8:30 in der Lobby von Gebäude 41 verabredet. Erster Eindruck, hier sieht es sehr viel lockerer aus als erwartet. Nach einem kurzen Wortwechsel mit der Empfangsdame druckte ich mir am Computer einen Besucherausweis mit meinem Namen, meiner Firma und dem für mich zuständigen Begleiter (Host) aus. Dann ging es auch schon los.

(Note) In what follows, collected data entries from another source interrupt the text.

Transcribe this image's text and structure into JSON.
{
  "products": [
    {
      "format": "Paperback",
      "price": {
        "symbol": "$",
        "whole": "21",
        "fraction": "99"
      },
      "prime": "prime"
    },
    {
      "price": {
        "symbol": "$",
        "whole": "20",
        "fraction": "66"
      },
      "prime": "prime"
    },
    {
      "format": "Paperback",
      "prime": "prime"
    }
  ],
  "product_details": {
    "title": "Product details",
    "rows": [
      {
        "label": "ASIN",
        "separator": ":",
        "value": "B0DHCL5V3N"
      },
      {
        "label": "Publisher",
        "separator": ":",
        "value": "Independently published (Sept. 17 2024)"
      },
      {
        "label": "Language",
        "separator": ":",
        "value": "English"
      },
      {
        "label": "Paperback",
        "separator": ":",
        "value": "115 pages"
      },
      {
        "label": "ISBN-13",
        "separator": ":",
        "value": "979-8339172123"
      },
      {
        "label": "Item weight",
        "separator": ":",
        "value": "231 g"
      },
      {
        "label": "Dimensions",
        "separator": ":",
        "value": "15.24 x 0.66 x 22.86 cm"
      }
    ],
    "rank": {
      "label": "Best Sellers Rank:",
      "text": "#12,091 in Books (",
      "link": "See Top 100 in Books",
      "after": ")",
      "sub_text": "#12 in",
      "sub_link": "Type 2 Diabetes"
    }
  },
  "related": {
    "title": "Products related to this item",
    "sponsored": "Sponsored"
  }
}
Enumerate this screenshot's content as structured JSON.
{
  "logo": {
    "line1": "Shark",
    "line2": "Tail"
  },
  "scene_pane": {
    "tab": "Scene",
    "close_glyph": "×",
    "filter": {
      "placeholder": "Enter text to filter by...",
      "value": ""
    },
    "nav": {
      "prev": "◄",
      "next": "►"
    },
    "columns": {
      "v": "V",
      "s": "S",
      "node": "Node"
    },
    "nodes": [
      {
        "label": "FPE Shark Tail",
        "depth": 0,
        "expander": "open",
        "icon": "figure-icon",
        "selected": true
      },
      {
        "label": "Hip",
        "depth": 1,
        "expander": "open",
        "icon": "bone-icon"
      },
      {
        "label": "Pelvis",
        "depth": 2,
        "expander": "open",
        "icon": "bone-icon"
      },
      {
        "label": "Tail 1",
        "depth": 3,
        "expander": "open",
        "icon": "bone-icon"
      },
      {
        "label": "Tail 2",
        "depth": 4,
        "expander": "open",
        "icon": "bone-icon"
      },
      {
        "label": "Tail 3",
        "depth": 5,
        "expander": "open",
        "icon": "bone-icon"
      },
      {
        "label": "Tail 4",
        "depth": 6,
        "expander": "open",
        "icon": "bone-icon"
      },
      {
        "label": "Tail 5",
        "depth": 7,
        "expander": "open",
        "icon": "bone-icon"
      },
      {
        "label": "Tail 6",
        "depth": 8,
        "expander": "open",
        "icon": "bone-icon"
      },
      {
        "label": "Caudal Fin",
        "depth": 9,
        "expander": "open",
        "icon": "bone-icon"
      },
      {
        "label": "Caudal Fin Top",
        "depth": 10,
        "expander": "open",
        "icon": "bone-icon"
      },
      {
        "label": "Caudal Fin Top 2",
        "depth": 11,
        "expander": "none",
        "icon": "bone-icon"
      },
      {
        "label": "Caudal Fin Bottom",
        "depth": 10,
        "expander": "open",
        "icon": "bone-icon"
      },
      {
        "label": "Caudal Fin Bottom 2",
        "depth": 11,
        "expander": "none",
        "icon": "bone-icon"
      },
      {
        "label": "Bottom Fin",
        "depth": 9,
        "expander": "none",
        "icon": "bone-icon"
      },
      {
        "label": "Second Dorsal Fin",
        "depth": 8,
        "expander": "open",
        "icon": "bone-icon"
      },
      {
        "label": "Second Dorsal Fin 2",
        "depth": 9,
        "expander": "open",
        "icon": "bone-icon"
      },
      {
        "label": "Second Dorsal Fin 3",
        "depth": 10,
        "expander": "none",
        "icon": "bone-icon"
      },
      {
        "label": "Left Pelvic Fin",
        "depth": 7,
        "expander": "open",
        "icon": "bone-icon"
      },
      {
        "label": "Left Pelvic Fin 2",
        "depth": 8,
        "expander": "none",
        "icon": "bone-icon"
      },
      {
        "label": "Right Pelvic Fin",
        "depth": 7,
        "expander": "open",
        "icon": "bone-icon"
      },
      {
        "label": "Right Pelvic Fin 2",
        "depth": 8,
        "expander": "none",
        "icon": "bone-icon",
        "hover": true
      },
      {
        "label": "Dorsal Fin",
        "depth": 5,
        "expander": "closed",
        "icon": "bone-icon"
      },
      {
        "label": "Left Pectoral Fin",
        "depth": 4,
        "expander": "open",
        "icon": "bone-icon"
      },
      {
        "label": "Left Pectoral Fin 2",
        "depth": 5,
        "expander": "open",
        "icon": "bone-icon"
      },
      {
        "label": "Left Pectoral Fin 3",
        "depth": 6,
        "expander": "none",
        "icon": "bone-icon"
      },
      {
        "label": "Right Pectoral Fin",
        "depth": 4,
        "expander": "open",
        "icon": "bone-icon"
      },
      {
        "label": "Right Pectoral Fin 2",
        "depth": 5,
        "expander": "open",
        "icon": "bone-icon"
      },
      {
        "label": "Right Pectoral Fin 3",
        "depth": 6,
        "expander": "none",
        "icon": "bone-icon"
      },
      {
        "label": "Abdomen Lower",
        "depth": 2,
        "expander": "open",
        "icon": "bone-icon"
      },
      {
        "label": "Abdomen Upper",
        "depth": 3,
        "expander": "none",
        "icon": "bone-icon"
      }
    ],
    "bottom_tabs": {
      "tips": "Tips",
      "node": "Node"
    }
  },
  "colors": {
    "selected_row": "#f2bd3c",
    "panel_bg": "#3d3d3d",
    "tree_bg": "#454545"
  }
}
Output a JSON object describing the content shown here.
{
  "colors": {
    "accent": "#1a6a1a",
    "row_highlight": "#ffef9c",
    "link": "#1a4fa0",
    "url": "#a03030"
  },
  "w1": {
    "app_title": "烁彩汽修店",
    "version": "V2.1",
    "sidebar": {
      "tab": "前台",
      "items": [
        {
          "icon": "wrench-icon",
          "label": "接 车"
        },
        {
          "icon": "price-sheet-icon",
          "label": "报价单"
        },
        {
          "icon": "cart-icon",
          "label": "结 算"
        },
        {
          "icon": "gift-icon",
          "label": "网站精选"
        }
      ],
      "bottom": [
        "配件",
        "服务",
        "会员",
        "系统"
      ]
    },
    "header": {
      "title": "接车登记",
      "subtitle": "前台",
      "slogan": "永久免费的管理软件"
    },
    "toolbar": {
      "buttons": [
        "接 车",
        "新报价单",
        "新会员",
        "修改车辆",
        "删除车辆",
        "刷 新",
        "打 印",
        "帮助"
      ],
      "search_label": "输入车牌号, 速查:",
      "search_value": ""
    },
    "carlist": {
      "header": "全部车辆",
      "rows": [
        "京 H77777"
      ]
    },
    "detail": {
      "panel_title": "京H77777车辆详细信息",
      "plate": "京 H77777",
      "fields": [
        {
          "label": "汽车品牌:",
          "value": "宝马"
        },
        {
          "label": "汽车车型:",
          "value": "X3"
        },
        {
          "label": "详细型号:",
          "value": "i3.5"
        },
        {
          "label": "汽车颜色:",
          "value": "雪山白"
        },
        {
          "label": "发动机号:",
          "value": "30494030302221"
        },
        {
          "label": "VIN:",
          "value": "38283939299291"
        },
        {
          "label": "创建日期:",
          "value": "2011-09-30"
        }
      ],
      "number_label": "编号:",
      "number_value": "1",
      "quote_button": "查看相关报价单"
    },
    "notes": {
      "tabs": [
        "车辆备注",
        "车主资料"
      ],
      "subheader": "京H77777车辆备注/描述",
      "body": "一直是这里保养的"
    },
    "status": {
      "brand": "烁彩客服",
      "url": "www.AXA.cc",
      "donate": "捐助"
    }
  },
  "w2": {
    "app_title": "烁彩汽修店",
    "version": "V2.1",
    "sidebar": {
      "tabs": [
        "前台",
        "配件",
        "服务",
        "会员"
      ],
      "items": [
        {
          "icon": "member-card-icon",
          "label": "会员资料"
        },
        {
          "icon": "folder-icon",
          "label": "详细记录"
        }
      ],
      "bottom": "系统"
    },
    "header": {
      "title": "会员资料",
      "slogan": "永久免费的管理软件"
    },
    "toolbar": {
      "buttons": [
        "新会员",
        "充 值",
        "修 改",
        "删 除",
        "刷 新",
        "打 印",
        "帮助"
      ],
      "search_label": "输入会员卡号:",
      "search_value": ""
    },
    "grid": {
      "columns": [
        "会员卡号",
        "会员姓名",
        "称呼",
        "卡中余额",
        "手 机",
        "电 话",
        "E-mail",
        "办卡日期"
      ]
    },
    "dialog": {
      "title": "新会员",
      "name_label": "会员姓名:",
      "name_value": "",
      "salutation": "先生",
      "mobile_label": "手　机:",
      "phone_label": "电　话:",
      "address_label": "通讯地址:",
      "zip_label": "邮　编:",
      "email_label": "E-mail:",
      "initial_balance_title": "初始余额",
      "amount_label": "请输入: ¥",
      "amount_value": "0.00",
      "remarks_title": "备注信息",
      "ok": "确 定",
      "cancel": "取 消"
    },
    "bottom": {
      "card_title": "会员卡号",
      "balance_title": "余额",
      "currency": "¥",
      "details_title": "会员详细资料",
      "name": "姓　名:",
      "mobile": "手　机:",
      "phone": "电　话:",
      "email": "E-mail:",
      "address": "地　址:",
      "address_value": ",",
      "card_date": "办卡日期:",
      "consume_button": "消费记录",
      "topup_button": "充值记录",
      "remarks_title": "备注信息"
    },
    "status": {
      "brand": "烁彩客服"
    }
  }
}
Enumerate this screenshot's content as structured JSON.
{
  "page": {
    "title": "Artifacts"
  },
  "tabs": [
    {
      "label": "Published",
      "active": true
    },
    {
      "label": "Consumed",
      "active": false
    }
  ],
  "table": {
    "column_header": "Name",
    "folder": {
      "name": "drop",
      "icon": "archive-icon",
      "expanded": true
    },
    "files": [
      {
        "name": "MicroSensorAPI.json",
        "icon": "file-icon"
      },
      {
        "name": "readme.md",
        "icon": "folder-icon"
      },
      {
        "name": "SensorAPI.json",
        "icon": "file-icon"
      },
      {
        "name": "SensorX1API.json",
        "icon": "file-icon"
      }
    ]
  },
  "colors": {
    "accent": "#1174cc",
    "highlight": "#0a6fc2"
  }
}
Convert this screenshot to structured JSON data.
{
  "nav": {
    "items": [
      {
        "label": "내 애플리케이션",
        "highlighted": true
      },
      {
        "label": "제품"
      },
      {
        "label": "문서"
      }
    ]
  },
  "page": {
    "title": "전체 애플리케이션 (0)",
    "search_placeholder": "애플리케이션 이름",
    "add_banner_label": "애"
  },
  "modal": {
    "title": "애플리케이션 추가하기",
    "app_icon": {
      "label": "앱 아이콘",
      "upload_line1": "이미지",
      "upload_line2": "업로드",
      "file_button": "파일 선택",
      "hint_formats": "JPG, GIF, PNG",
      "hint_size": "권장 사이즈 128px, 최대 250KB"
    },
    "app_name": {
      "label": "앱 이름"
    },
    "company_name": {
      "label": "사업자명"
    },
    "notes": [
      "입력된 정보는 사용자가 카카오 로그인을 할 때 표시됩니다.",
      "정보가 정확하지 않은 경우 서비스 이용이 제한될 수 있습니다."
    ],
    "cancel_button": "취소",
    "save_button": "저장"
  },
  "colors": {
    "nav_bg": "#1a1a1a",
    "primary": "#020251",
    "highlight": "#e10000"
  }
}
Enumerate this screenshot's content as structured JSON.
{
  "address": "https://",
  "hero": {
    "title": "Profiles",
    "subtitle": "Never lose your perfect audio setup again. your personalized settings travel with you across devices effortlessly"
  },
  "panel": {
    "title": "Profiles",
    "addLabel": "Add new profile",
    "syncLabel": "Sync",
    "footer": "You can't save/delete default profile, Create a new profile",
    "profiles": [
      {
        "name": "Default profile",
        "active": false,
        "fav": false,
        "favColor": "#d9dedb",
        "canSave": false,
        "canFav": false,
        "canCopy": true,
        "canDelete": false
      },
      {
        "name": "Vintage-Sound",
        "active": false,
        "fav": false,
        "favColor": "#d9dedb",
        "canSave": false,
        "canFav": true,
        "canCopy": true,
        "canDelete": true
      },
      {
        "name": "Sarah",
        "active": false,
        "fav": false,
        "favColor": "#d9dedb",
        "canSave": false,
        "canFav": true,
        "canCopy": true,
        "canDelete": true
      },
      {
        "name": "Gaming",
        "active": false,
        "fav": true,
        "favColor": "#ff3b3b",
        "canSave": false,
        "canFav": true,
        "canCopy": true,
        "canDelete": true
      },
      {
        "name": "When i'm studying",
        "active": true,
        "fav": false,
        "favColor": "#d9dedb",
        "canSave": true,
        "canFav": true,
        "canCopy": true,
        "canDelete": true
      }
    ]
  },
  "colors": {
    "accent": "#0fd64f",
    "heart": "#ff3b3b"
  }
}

Der erste Eindruck täuschte nicht: Alles erinnerte an ein Startup aber an eines, das sich diesen Charakter leisten kann. Sketchboards an allen möglichen Plätzen im Gebäude – als erstes lachte mich eine Wand voller Notizen über Knol an. ( Leider durfte ich keine Fotos innerhalb des Gebäudes machen. ) Es ging weiter durch eine der zahlreichen Mini-Cafeterias. Im Vorbeigehen habe ich einen Kaffee-Latte mitgenommen. Der war leider kalt und verschwand schnell im nächsten Mülleimer und ich durch einen Glasgang in ein angrenzendes Gebäude. Von dem Gang aus waren zwei Strömungsbecken zu sehen, in denen ein junger Mann unter den wachsamen Augen eines Rettungsschwimmers kraulte. Prädikat: Haben wollen!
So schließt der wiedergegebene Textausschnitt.